By Jessica Mathews /

A local lawmaker has testified about bills that would make fraudulently filling out absentee voter applications a felony.

Republican State Representative Ann Bollin of Brighton Township testified Wednesday in support of her plan to help deter voter fraud in Michigan by making it a felony to knowingly fill out an absentee ballot application with another person’s information. In a release Wednesday, Bollin said the combination of the passage of Proposal 3 providing for no-reason absentee voting in Michigan and the COVID-19 pandemic has led to a dramatic increase in the number of voters submitting requests or applications to obtain an AV ballot. Earlier this year, the Secretary of State conducted a mass mailing of absent voter ballot applications.
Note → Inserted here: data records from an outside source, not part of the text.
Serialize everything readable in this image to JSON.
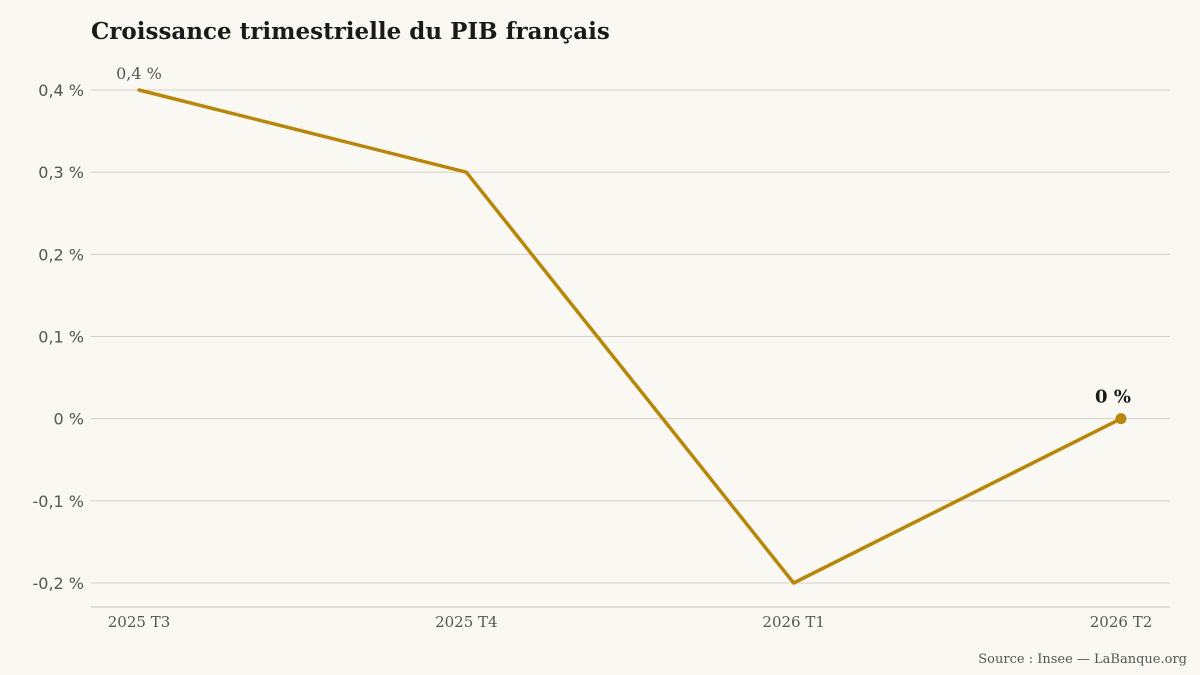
{
  "chart_data": {
    "type": "line",
    "title": "Croissance trimestrielle du PIB français",
    "xlabel": "",
    "ylabel": "",
    "categories": [
      "2025 T3",
      "2025 T4",
      "2026 T1",
      "2026 T2"
    ],
    "series": [
      {
        "values": [
          0.4,
          0.3,
          -0.2,
          0.0
        ],
        "color": "#b8860b"
      }
    ],
    "ylim": [
      -0.2,
      0.4
    ],
    "yticks": [
      0.4,
      0.3,
      0.2,
      0.1,
      0,
      -0.1,
      -0.2
    ],
    "ytick_labels": [
      "0,4 %",
      "0,3 %",
      "0,2 %",
      "0,1 %",
      "0 %",
      "-0,1 %",
      "-0,2 %"
    ],
    "annotations": [
      {
        "index": 0,
        "text": "0,4 %"
      },
      {
        "index": 3,
        "text": "0 %"
      }
    ],
    "grid": true,
    "grid_color": "#d8cfc6",
    "source": "Source : Insee — LaBanque.org"
  }
}
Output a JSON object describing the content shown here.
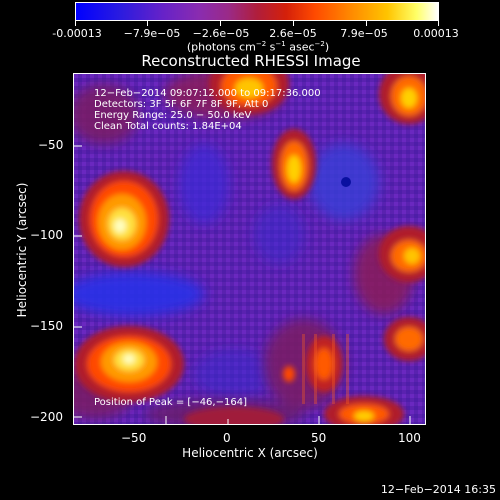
{
  "colorbar": {
    "ticks": [
      "-0.00013",
      "−7.9e−05",
      "−2.6e−05",
      "2.6e−05",
      "7.9e−05",
      "0.00013"
    ],
    "units": "(photons cm",
    "units_exp1": "−2",
    "units_mid": " s",
    "units_exp2": "−1",
    "units_mid2": " asec",
    "units_exp3": "−2",
    "units_end": ")"
  },
  "plot": {
    "title": "Reconstructed RHESSI Image",
    "xlabel": "Heliocentric X (arcsec)",
    "ylabel": "Heliocentric Y (arcsec)",
    "x_ticks": [
      "−50",
      "0",
      "50",
      "100"
    ],
    "y_ticks": [
      "−50",
      "−100",
      "−150",
      "−200"
    ],
    "info_lines": [
      "12−Feb−2014 09:07:12.000 to 09:17:36.000",
      "Detectors: 3F 5F 6F 7F 8F 9F, Att 0",
      "Energy Range: 25.0 − 50.0 keV",
      "Clean     Total counts: 1.84E+04"
    ],
    "peak_text": "Position of Peak = [−46,−164]"
  },
  "footer": {
    "timestamp": "12−Feb−2014 16:35"
  }
}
Bollin said many of the applications were delivered to households where the addressee no longer lived – noting some had moved away and others were deceased. Additionally, Bollin says local clerks, political and advocacy groups sent AV applications, which created confusion and possible opportunity for fraudulent activities.
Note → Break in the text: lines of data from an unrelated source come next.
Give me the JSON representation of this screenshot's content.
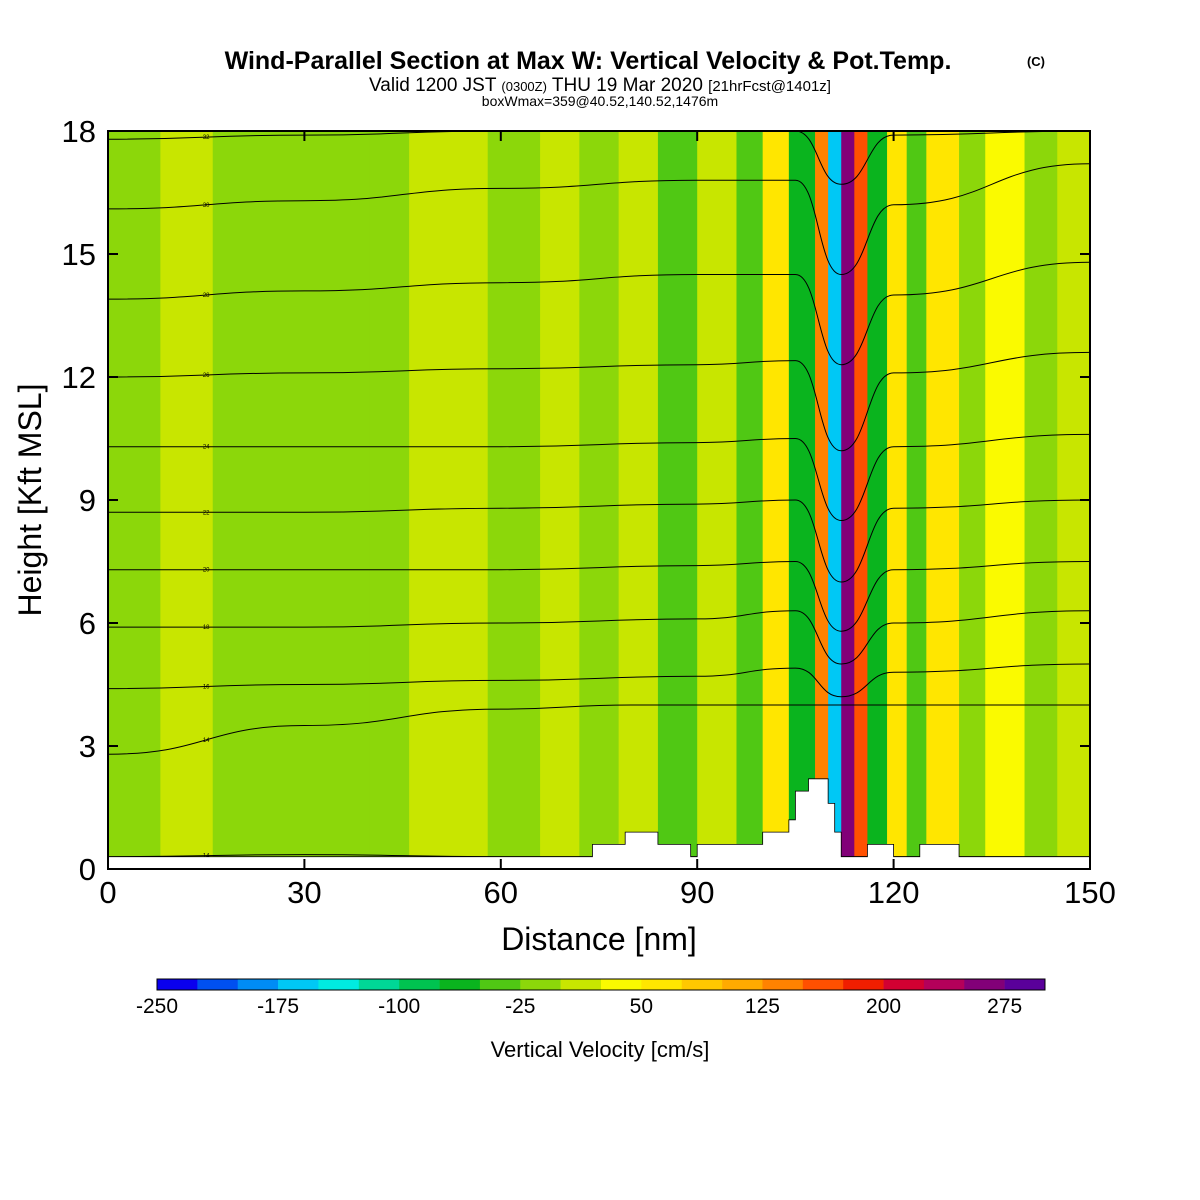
{
  "header": {
    "title": "Wind-Parallel Section at Max W: Vertical Velocity & Pot.Temp.",
    "copyright": "(C)",
    "valid_prefix": "Valid 1200 JST",
    "valid_utc": "(0300Z)",
    "valid_date": "THU 19 Mar 2020",
    "forecast_info": "[21hrFcst@1401z]",
    "box_info": "boxWmax=359@40.52,140.52,1476m"
  },
  "colors": {
    "terrain": "#ffffff",
    "contour": "#000000",
    "background_field": "#c8e600"
  },
  "chart_data": {
    "type": "heatmap",
    "xlabel": "Distance [nm]",
    "ylabel": "Height [Kft MSL]",
    "xlim": [
      0,
      150
    ],
    "ylim": [
      0,
      18
    ],
    "x_ticks": [
      0,
      30,
      60,
      90,
      120,
      150
    ],
    "y_ticks": [
      0,
      3,
      6,
      9,
      12,
      15,
      18
    ],
    "colorbar": {
      "label": "Vertical Velocity [cm/s]",
      "min": -250,
      "max": 300,
      "step": 25,
      "tick_values": [
        -250,
        -175,
        -100,
        -25,
        50,
        125,
        200,
        275
      ],
      "tick_labels": [
        "-250",
        "-175",
        "-100",
        "-25",
        "50",
        "125",
        "200",
        "275"
      ],
      "colors": [
        "#0a00ee",
        "#0050f0",
        "#008cf5",
        "#00c8f5",
        "#00ebe1",
        "#00d796",
        "#00c350",
        "#0ab41e",
        "#50c814",
        "#8cd70a",
        "#c8e600",
        "#fafa00",
        "#ffe600",
        "#ffc800",
        "#ffaa00",
        "#ff8200",
        "#ff5000",
        "#f01e00",
        "#d20032",
        "#b4005a",
        "#820078",
        "#5a009a"
      ]
    },
    "field_bands": [
      {
        "x": [
          0,
          8
        ],
        "w": -10
      },
      {
        "x": [
          8,
          16
        ],
        "w": 0
      },
      {
        "x": [
          16,
          25
        ],
        "w": -5
      },
      {
        "x": [
          25,
          40
        ],
        "w": -20
      },
      {
        "x": [
          40,
          46
        ],
        "w": -5
      },
      {
        "x": [
          46,
          58
        ],
        "w": 5
      },
      {
        "x": [
          58,
          66
        ],
        "w": -15
      },
      {
        "x": [
          66,
          72
        ],
        "w": 10
      },
      {
        "x": [
          72,
          78
        ],
        "w": -25
      },
      {
        "x": [
          78,
          84
        ],
        "w": 10
      },
      {
        "x": [
          84,
          90
        ],
        "w": -30
      },
      {
        "x": [
          90,
          96
        ],
        "w": 20
      },
      {
        "x": [
          96,
          100
        ],
        "w": -40
      },
      {
        "x": [
          100,
          104
        ],
        "w": 60
      },
      {
        "x": [
          104,
          108
        ],
        "w": -60
      },
      {
        "x": [
          108,
          110
        ],
        "w": 130
      },
      {
        "x": [
          110,
          112
        ],
        "w": -170
      },
      {
        "x": [
          112,
          114
        ],
        "w": 270
      },
      {
        "x": [
          114,
          116
        ],
        "w": 150
      },
      {
        "x": [
          116,
          119
        ],
        "w": -60
      },
      {
        "x": [
          119,
          122
        ],
        "w": 60
      },
      {
        "x": [
          122,
          125
        ],
        "w": -50
      },
      {
        "x": [
          125,
          130
        ],
        "w": 50
      },
      {
        "x": [
          130,
          134
        ],
        "w": -15
      },
      {
        "x": [
          134,
          140
        ],
        "w": 40
      },
      {
        "x": [
          140,
          145
        ],
        "w": -20
      },
      {
        "x": [
          145,
          150
        ],
        "w": 10
      }
    ],
    "terrain": {
      "x": [
        0,
        74,
        74,
        79,
        79,
        84,
        84,
        89,
        89,
        90,
        90,
        100,
        100,
        104,
        104,
        105,
        105,
        107,
        107,
        110,
        110,
        111,
        111,
        112,
        112,
        116,
        116,
        120,
        120,
        124,
        124,
        130,
        130,
        150
      ],
      "h": [
        0.3,
        0.3,
        0.6,
        0.6,
        0.9,
        0.9,
        0.6,
        0.6,
        0.3,
        0.3,
        0.6,
        0.6,
        0.9,
        0.9,
        1.2,
        1.2,
        1.9,
        1.9,
        2.2,
        2.2,
        1.6,
        1.6,
        0.9,
        0.9,
        0.3,
        0.3,
        0.6,
        0.6,
        0.3,
        0.3,
        0.6,
        0.6,
        0.3,
        0.3
      ]
    },
    "isentropes": [
      {
        "label": "14",
        "x": [
          0,
          30,
          60,
          90,
          150
        ],
        "h": [
          0.3,
          0.35,
          0.3,
          0.3,
          0.3
        ]
      },
      {
        "label": "14",
        "x": [
          0,
          30,
          60,
          80,
          90,
          150
        ],
        "h": [
          2.8,
          3.5,
          3.9,
          4.0,
          4.0,
          4.0
        ]
      },
      {
        "label": "16",
        "x": [
          0,
          30,
          60,
          90,
          105,
          112,
          120,
          150
        ],
        "h": [
          4.4,
          4.5,
          4.6,
          4.7,
          4.9,
          4.2,
          4.8,
          5.0
        ]
      },
      {
        "label": "18",
        "x": [
          0,
          30,
          60,
          90,
          105,
          112,
          120,
          150
        ],
        "h": [
          5.9,
          5.9,
          6.0,
          6.1,
          6.3,
          5.0,
          6.0,
          6.3
        ]
      },
      {
        "label": "20",
        "x": [
          0,
          30,
          60,
          90,
          105,
          112,
          120,
          150
        ],
        "h": [
          7.3,
          7.3,
          7.3,
          7.4,
          7.5,
          5.8,
          7.3,
          7.5
        ]
      },
      {
        "label": "22",
        "x": [
          0,
          30,
          60,
          90,
          105,
          112,
          120,
          150
        ],
        "h": [
          8.7,
          8.7,
          8.8,
          8.9,
          9.0,
          7.0,
          8.8,
          9.0
        ]
      },
      {
        "label": "24",
        "x": [
          0,
          30,
          60,
          90,
          105,
          112,
          120,
          150
        ],
        "h": [
          10.3,
          10.3,
          10.3,
          10.4,
          10.5,
          8.5,
          10.3,
          10.6
        ]
      },
      {
        "label": "26",
        "x": [
          0,
          30,
          60,
          90,
          105,
          112,
          120,
          150
        ],
        "h": [
          12.0,
          12.1,
          12.2,
          12.3,
          12.4,
          10.2,
          12.1,
          12.6
        ]
      },
      {
        "label": "28",
        "x": [
          0,
          30,
          60,
          90,
          105,
          112,
          120,
          150
        ],
        "h": [
          13.9,
          14.1,
          14.3,
          14.5,
          14.5,
          12.3,
          14.0,
          14.8
        ]
      },
      {
        "label": "30",
        "x": [
          0,
          30,
          60,
          90,
          105,
          112,
          120,
          150
        ],
        "h": [
          16.1,
          16.3,
          16.6,
          16.8,
          16.8,
          14.5,
          16.2,
          17.2
        ]
      },
      {
        "label": "32",
        "x": [
          0,
          30,
          60,
          90,
          105,
          112,
          120,
          150
        ],
        "h": [
          17.8,
          17.9,
          18.0,
          18.0,
          18.0,
          16.7,
          17.9,
          18.0
        ]
      }
    ]
  }
}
Bollin served as the Brighton Township clerk before being elected to the state House. She’s co-sponsoring a plan that would make it a felony to knowingly submit an absent voter application using another person’s name or personal identification information. Currently that is a misdemeanor. It would also be a felony to complete applications with the intent to receive multiple ballots, punishable by up to five years in prison.

Bollin said at a time when everyone is, “inundated with noise about our elections, especially absentee or mail in voting, these bills will serve as a deterrent for potential shenanigans in our election process and enhance voter confidence.” As a former clerk, Bollin said she believes protecting the integrity of the ballot, adding that the process is of utmost importance.